LONDON (Reuters) - Rapid antigen tests on arrival after travel can be just as effective as quarantining to stop imported cases of COVID-19, according to new research which the travel industry hopes will convince Britain to open up its borders this summer.
Britain currently bans all foreign travel, except for work, education or health reasons. However, the government is to review that next month and possibly allow it from May 17.
But rising levels of COVID-19 infections in some European countries and warnings from UK government ministers not to book trips has led to worries that the holiday ban could be extended.
Research commissioned by airlines British Airways-owner IAG, Virgin Atlantic and others found that a single on-arrival antigen test is as effective as a ten-day self-isolation period in reducing imported cases of COVID-19.
Last year, Britain’s 10-day quarantine rules for arrivals from most countries hammered the travel industry, deterring people from taking trips.

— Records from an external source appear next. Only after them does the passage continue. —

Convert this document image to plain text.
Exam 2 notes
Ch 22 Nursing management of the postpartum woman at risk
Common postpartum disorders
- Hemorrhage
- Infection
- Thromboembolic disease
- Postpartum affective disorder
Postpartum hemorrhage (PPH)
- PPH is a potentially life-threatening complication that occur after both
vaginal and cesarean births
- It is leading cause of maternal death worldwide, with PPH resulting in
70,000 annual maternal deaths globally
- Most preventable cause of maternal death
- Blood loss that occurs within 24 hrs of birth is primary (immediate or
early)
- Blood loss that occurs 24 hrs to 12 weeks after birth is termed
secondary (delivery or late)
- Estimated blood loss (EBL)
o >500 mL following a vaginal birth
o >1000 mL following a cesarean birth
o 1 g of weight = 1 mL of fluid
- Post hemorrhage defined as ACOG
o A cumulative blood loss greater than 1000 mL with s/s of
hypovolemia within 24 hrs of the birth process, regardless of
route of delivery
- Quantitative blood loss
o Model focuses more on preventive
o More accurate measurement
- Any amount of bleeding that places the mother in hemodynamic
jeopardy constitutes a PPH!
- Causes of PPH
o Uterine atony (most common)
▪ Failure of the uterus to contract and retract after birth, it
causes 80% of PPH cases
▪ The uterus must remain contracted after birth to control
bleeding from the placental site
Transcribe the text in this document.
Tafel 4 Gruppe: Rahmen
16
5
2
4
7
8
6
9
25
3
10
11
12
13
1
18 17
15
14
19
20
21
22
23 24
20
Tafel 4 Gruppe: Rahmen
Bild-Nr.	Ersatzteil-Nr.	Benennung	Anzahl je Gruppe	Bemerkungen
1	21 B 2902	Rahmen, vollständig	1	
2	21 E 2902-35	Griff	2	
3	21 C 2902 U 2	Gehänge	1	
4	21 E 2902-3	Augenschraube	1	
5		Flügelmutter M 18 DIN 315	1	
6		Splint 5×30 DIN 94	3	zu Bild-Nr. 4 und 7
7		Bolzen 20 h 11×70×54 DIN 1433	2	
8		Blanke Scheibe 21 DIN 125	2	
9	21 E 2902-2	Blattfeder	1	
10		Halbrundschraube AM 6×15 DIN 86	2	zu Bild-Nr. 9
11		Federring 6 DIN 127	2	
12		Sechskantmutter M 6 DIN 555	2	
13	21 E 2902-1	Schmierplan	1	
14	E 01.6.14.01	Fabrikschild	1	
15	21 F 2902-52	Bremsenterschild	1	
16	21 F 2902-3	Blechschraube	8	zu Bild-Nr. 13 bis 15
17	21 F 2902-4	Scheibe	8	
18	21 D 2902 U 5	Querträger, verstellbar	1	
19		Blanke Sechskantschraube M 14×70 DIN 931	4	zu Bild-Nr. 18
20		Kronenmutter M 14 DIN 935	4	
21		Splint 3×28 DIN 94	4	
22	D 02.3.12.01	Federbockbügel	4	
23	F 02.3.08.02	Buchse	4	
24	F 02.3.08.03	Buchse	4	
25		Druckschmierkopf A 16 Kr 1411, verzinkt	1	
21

After a year of restrictions and minimal revenues airlines are desperate for travel to restart, and when it does they want less risky destinations to be exempt from the requirement to quarantine.
The research, published by consulting firm authors Oxera and Edge Health on Thursday, has been submitted to Britain’s Global Travel Taskforce. The taskforce is reviewing how and when travel should restart and will report on April 12.
“We believe that international travel can safely restart at scale, using a risk-based, phased easing of testing requirements and border restrictions, that follows the scientific evidence,” Virgin Atlantic’s chief executive Shai Weiss said.
For higher-risk countries, a two-test strategy could be a viable option to quarantine, said the report.